過去を巡る 〜小学一年生③〜
当時、小学校のクラスメイトからイジメを受けていました。
どこの学校にも乱暴でガキ大将のような子がいますよね。自分はそういう子から暴力や暴言を受けていました。
体も細く内気な性格をしていましたからイジメの対象になりやすかったのかもしれません。

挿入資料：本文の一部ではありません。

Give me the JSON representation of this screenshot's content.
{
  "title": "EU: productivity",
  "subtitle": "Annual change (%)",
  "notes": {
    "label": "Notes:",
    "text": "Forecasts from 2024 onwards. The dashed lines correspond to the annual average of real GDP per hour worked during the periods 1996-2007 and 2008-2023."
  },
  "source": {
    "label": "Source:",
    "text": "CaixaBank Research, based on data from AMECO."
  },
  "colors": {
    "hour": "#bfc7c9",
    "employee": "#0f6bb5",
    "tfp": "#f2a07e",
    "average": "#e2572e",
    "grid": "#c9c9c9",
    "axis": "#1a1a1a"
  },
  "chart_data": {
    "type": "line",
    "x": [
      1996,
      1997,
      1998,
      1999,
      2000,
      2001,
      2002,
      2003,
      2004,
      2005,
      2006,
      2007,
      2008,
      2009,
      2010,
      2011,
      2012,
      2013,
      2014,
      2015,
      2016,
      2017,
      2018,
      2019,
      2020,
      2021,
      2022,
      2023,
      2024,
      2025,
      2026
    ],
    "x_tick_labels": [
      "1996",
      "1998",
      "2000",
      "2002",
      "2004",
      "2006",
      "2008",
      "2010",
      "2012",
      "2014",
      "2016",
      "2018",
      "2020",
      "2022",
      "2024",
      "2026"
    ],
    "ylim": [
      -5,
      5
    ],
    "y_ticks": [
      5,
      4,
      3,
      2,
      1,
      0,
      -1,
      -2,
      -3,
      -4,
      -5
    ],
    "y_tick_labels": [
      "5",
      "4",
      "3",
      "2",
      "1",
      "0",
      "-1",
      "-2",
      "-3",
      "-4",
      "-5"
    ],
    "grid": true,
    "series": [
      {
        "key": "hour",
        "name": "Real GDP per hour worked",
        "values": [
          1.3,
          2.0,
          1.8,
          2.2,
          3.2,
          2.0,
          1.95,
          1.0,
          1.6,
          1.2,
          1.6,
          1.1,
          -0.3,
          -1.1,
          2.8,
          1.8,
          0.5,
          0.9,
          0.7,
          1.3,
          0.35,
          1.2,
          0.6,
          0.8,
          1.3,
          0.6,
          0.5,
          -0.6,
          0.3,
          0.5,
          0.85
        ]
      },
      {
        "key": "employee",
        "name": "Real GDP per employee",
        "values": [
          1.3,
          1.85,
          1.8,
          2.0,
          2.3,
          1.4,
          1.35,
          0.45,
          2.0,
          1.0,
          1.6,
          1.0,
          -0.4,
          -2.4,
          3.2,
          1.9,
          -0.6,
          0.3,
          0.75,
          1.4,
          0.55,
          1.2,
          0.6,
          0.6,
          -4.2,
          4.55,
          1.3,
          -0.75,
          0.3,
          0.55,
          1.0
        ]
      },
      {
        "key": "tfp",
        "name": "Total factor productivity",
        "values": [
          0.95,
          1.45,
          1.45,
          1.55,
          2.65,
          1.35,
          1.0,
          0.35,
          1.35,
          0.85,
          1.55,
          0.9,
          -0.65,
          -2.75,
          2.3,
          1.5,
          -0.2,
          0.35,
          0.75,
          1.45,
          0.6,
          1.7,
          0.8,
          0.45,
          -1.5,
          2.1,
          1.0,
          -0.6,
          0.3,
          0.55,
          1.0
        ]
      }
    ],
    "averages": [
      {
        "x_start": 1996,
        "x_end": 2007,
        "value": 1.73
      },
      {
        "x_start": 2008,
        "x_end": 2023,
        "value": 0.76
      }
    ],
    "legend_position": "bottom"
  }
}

乱暴をやめてほしくても立ち向かう力も勇気もありませんでした。しばらく悩みましたが、イジメられていることを母に打ち明けることにしました。その時は何かしら救ってくれると思っていました。
でも、ここで母は助けてくれませんでした。
母「イジメをやめてほしかったら本人に直接言いなさい。」
自分「言ったけどやめてくれない。」
母「じゃあその子の親に言いなさい。」
なぜこのようなことを言い出したのでしょうか…やはり男の子は強く育ってほしいという思いがあったのでしょうか。
子供を守りたいという気持ちより、逞しくしっかりしてほしいという気持ちの方が勝っていたのかもしれません。
今思うとこの母の要求はだいぶ無茶がありますし、また、解決のための最適な手段ではなかったと思います。親同士で話し合う、学校の担任に相談する、教育委員会に頼るなど、いくつか選択肢はあったはずです。
でも子自身には親に泣きつく以外の選択肢なんてありません。
母の要求を受けてどうしたかというと、言われるがまま本当にイジメっ子の母親に直談判をしに行ったのでした。
母はついてきてくれませんでしたので一人での戦いとなりました。
「僕のことをいじめるのをやめてほしいです」
知らない大人にそう伝えることは細く小さな体に対して多大なエネルギーを要しました。
しかし努力は報われませんでした。
「うちの子がイジメ?まさか。ないない。」
必死の訴えは真面目に受け止められることはなく、笑われ、ほんの数秒で終わったのでした。
それはイジメの解決に何も意味を為さないばかりか、ただいたずらに心に傷跡を残すだけの出来事となりました。